If you are writing web applications in an increasingly distributed world the chances are you will be using other web services outside your application. Often these services expect headers to be set for things like User-Agent and Authorization. Most frameworks allow you to dump the headers for the request you are making but to be really sure of the headers you are sending you may want to examine them from the outside in.
You can do this with netcat.
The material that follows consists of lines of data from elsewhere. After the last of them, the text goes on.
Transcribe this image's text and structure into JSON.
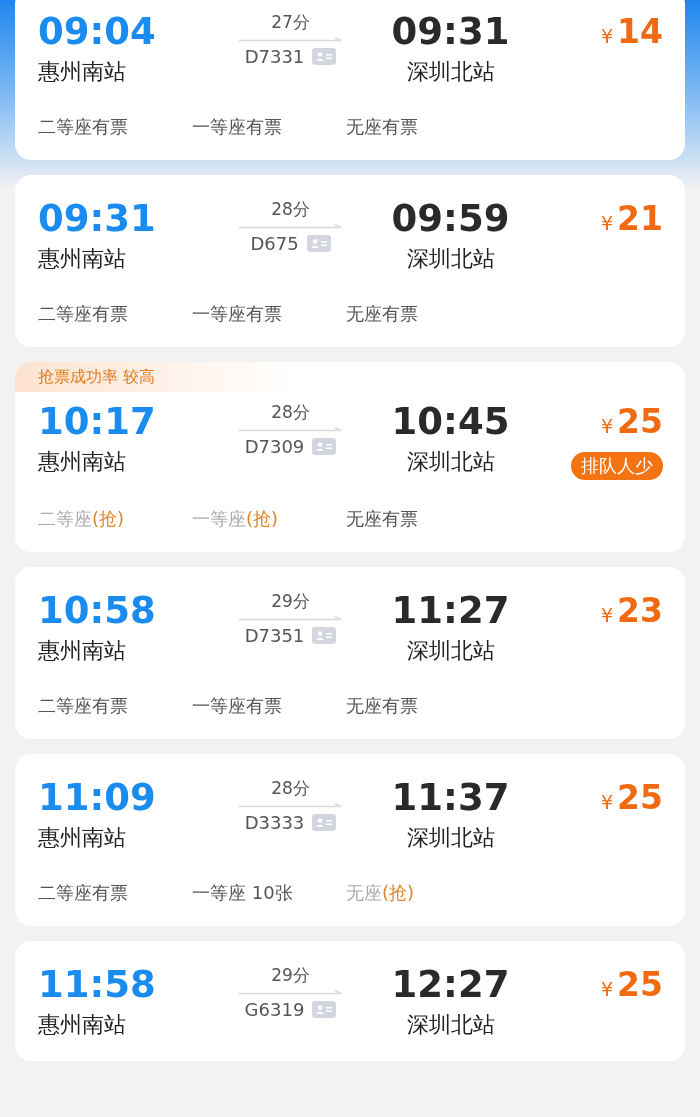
{
  "trains": [
    {
      "depart_time": "09:04",
      "depart_station": "惠州南站",
      "duration": "27分",
      "train_no": "D7331",
      "arrive_time": "09:31",
      "arrive_station": "深圳北站",
      "currency": "¥",
      "price": "14",
      "seats": [
        {
          "kind": "available",
          "text": "二等座有票"
        },
        {
          "kind": "available",
          "text": "一等座有票"
        },
        {
          "kind": "available",
          "text": "无座有票"
        }
      ]
    },
    {
      "depart_time": "09:31",
      "depart_station": "惠州南站",
      "duration": "28分",
      "train_no": "D675",
      "arrive_time": "09:59",
      "arrive_station": "深圳北站",
      "currency": "¥",
      "price": "21",
      "seats": [
        {
          "kind": "available",
          "text": "二等座有票"
        },
        {
          "kind": "available",
          "text": "一等座有票"
        },
        {
          "kind": "available",
          "text": "无座有票"
        }
      ]
    },
    {
      "banner": "抢票成功率 较高",
      "depart_time": "10:17",
      "depart_station": "惠州南站",
      "duration": "28分",
      "train_no": "D7309",
      "arrive_time": "10:45",
      "arrive_station": "深圳北站",
      "currency": "¥",
      "price": "25",
      "badge": "排队人少",
      "seats": [
        {
          "kind": "grab",
          "text": "二等座",
          "grab": "(抢)"
        },
        {
          "kind": "grab",
          "text": "一等座",
          "grab": "(抢)"
        },
        {
          "kind": "available",
          "text": "无座有票"
        }
      ]
    },
    {
      "depart_time": "10:58",
      "depart_station": "惠州南站",
      "duration": "29分",
      "train_no": "D7351",
      "arrive_time": "11:27",
      "arrive_station": "深圳北站",
      "currency": "¥",
      "price": "23",
      "seats": [
        {
          "kind": "available",
          "text": "二等座有票"
        },
        {
          "kind": "available",
          "text": "一等座有票"
        },
        {
          "kind": "available",
          "text": "无座有票"
        }
      ]
    },
    {
      "depart_time": "11:09",
      "depart_station": "惠州南站",
      "duration": "28分",
      "train_no": "D3333",
      "arrive_time": "11:37",
      "arrive_station": "深圳北站",
      "currency": "¥",
      "price": "25",
      "seats": [
        {
          "kind": "available",
          "text": "二等座有票"
        },
        {
          "kind": "available",
          "text": "一等座 10张"
        },
        {
          "kind": "grab",
          "text": "无座",
          "grab": "(抢)"
        }
      ]
    },
    {
      "depart_time": "11:58",
      "depart_station": "惠州南站",
      "duration": "29分",
      "train_no": "G6319",
      "arrive_time": "12:27",
      "arrive_station": "深圳北站",
      "currency": "¥",
      "price": "25"
    }
  ]
}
Netcat is touted as the TCP/IP Swiss Army knife and with Network Programming becoming more important is an excellent tool.
netcat -lp 10839
This instructs netcat to listen on port 10839. Now you can make a request to it and see what your application or user agent is sending.
Here’s an example with the w3m browser
The request headers are logged to the console.
GET / HTTP/1.0 User-Agent: w3m/0.5.3 Accept: text/html, text/*;q=0.5, image/* Accept-Encoding: gzip, compress, bzip, bzip2, deflate Accept-Language: en;q=1.0 Host: localhost:9999
Here’s another example with the Chromium browser in incognito mode.
GET / HTTP/1.1 Host: localhost:10839 Connection: keep-alive Cache-Control: max-age=0 Accept: text/html,application/xhtml+xml,application/xml;q=0.9,image/webp,*/*;q=0.8 User-Agent: Mozilla/5.0 (X11; Linux x86_64) AppleWebKit/537.36 (KHTML, like Gecko) Chrome/32.0.1700.107 Safari/537.36 Accept-Encoding: gzip,deflate,sdch Accept-Language: en-US,en;q=0.8
More likely you will want to direct a request from within your application to netcat to verify your headers. Netcat is a super simple way to quickly debug and examine headers from outside your application.